News

Darnell Identifies PFC Opportunity for 1.3 Billion Units

February 26, 2006 by Jeff Shepard

Darnell Group Inc. has announced publication of its latest report, "Power Factor Correction: Potential Market Forecasts, Application Trends & Competitive Environment." This new, First Edition 106-page report provides a detailed and in-depth examination of the trends driving the adoption and utilization of power factor correction (PFC) in a wide variety of application systems.

The report provides detailed, quantitative, worldwide and regional unit forecasts for North America, Europe and Asia. These are broken down by applications that are likely to adopt PFC; the wattage categories expected to utilize active versus passive PFC; and the wattage splits for discontinous versus continuous conduction mode.

The total worldwide market for PFC (both passive and active) is expected to be approximately 1.3 billion units in 2006, increasing to 2.2 billion units in 2011, a compound annual growth rate of 11.4%. Darnell's Power Factor Correction study looks at three questions: (1) How quickly will PFC get adopted? (2) What applications are the most likely candidates for adoption? (3) What will be the mix of active versus passive PFC?

The report also analyzes the competitive environment in this market, including profiles of over 20 leading suppliers of semiconductor components used in PFC circuits. Additionally, the report provides market shares for the top power factor correction semiconductor manufacturers.

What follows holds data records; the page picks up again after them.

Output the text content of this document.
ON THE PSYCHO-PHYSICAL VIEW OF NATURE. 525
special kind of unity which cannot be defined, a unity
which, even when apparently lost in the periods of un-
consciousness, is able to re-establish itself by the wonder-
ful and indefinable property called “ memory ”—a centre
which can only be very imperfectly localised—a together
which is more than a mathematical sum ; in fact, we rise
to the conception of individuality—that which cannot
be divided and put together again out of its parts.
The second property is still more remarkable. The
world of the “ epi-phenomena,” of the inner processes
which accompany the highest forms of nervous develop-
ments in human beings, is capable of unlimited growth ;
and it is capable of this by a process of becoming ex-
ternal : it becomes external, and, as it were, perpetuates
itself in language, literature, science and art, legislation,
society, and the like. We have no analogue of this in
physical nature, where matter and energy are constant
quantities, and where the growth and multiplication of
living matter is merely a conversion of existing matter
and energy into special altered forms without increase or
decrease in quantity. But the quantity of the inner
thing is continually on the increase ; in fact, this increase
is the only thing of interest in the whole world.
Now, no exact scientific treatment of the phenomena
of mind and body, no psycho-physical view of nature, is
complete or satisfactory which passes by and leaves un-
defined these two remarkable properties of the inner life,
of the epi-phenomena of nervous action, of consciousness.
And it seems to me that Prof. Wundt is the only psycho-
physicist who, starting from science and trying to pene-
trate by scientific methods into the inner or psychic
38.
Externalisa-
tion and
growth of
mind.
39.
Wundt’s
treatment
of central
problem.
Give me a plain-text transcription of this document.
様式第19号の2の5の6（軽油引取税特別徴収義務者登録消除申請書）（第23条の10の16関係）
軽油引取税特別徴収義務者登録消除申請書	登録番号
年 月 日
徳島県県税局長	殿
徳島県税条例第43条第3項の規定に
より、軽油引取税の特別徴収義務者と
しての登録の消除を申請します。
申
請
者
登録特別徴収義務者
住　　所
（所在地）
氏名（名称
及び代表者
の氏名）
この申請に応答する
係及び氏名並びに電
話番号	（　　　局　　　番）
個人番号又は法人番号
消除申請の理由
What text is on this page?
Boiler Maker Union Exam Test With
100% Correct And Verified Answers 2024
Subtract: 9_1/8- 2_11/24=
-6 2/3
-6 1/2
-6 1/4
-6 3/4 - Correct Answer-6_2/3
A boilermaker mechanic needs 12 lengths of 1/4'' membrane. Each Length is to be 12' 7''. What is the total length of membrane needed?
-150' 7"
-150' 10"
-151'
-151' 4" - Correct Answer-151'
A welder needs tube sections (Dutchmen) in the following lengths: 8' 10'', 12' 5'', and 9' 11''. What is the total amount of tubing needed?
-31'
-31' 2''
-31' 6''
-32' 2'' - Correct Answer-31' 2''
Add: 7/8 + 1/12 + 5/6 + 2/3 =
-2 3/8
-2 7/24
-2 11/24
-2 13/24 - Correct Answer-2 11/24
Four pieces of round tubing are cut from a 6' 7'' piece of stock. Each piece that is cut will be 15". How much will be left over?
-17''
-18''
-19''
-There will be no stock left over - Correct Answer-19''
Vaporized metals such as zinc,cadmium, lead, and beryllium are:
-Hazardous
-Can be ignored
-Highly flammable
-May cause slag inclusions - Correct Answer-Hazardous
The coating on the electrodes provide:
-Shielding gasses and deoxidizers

Power factor correction (PFC) has been implemented for some time and is highly driven by regulations. It got a boost in power supplies in 2001, when the International Electrotechnical Commission (IEC) standard 61000-3-2 went into effect in Europe. This specification required new electronic equipment consuming more than 75W to meet certain standards for harmonic content, which basically required the use of PFC. Britain, Japan and China soon adopted similar standards, and any company selling equipment into these regions needed to meet these requirements. No similar requirements hae gone into effect for North America, although PFC can help power supply manufacturers meet current North American energy efficiency standards.